I believe large scale agriculture probably was more in an attempt to feed our herds. Then something happened to the herds and we had to learn to eat the grains ourself. Once that started we were hooked. Increased fecundity, increased cultivation, further displacement of natural prey.
I suspect it's what killed the Mayans. After several generations of a predominantly grain diet, they ended up with T2 diabetes and tooth decay in children, just like we are, but they couldn't find a way out of it. Their cities were surrounded by miles of fields. A drought or or plague finished them off. The remnant scattered.
Beachbum2
Sun, Jun-01-08, 08:37
A blanket statement such as 'meat production damages the environment' needs some supporting facts.

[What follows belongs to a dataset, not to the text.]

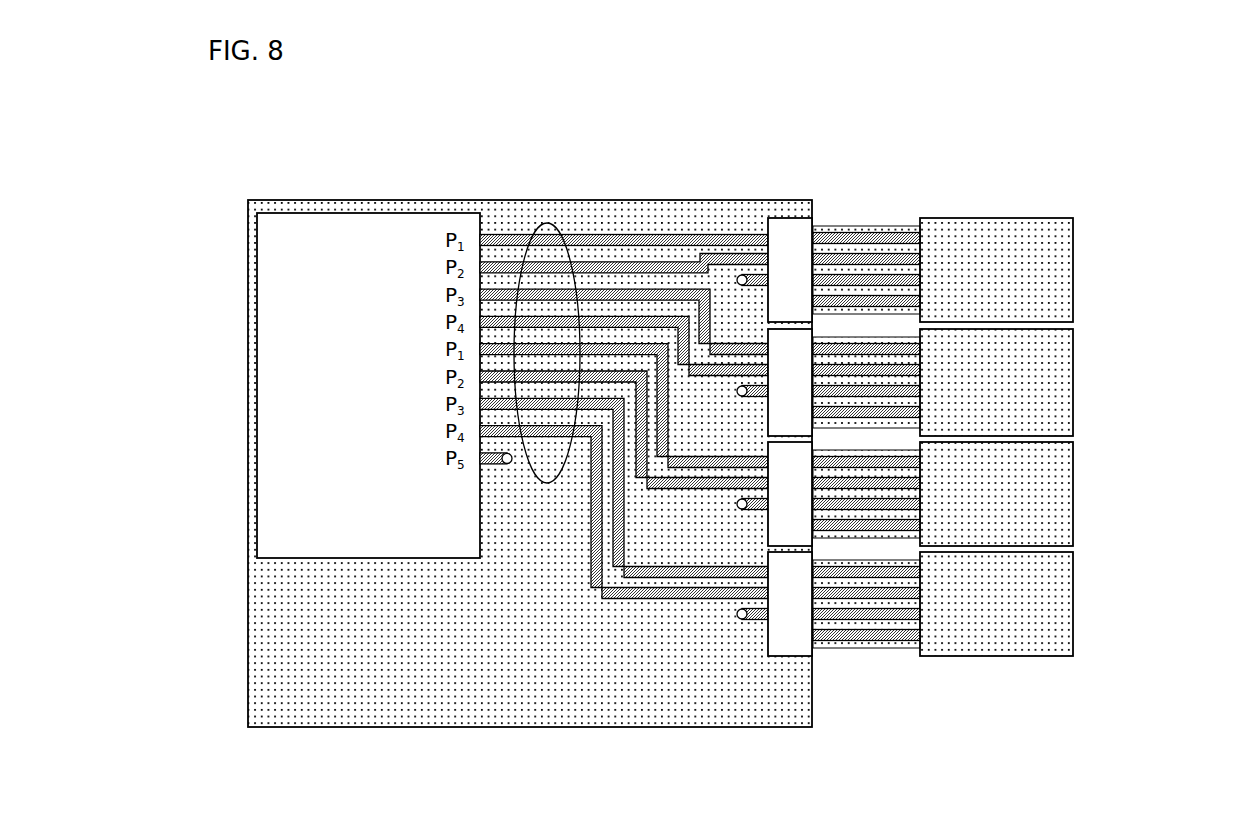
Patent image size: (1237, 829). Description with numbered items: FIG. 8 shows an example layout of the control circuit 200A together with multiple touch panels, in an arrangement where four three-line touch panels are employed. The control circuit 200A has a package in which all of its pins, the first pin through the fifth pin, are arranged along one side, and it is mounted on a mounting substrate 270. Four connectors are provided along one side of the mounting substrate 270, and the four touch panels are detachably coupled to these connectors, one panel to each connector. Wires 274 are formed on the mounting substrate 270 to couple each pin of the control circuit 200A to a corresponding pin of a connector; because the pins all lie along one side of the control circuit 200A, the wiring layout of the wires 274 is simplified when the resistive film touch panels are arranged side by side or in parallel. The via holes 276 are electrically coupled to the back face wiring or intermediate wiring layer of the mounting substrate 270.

The control circuit 200A is at (325, 212).
The mounting substrate 270 is at (500, 200).
The wires 274 is at (625, 290).
The via holes 276 is at (742, 275).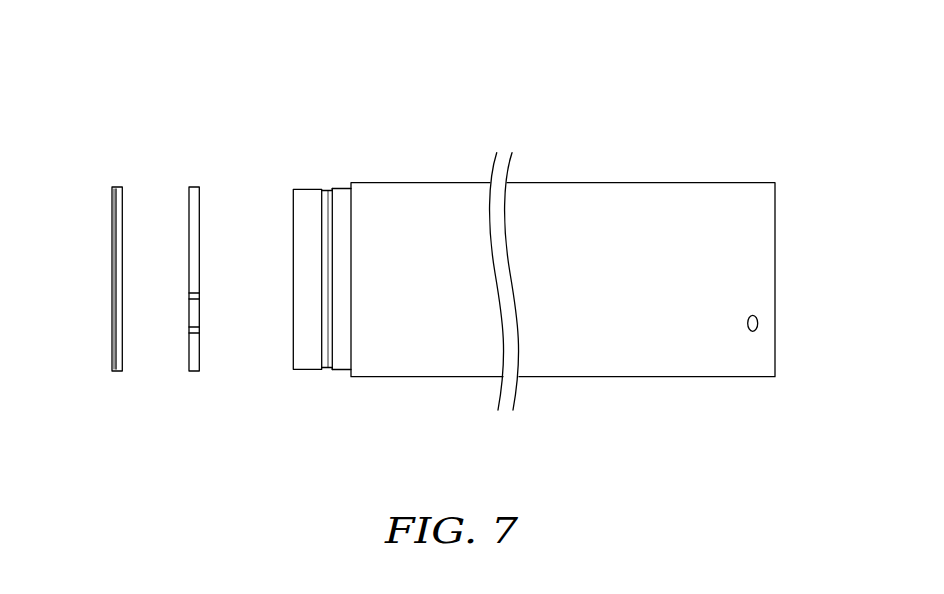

Where I live in Queensland cows and sheep are raised on pasture and in woodland where arable crops could never be grown, their droppings fertilise the paddocks - since the introduction of dung beetles to Australia - and they are grass fed so very suitable for a paleo diet. There is an increasing trend to eating kangaroo which is wild meat and not, as yet, farmed.
However in other areas there is a move to construct cattle feed lots where the younger animals are taken off pasture and 'finished' on grain. This of course is not environmentally sound.
So, like veg and grain farming, there's an upside and a downside. Free range pigs are now being produced and are definitely a gourmet item in restaurants at the moment.
MeatGood
Wed, Jun-04-08, 09:31
I agree with Tarlach and Baerdric and anyone else that says the real issue with the environment is people. The introduction of agriculture had mixed blessings. It allowed population to grow quickly and ultimately lead to many of the things we enjoy today. The cost was high though. Many people point to the problems of grains, sugar and dairy and focus on the related health issue, but honestly agriculture has had major environmental impact that most do not realize. Sure, clear cutting and the creation of farmland and the poisons introduced by fertilizers are bad, but the over population it has allowed is the worse.
So really, when we talk of environmental impacts, lets look at the worse, first, which is overpopulation.
Just my 2 cents.
Baerdric
Wed, Jun-04-08, 09:57
Of course, our choices are to draw back or push through. I would choose push through. Use our temporary surplus of available energy and population to expand beyond our planet and colonize space. Not other planets (although I'm not against that), but space itself. Use space for our industry, mining asteroids and only dropping back finished products and energy. Grow food in space if possible (it seems so), work and live daily life in local orbits and leave Earth for leisure and a genetic safeguard. Spend your weekends on a garden-like Earth if you earn (and deliver) enough energy to make it back to space.
The best thing for our environment is to use it to leave it. Unfortunately I don't have faith that we will choose this option, and by default we will be faced with the alternative. When the cheap energy runs out, two thirds of us must die.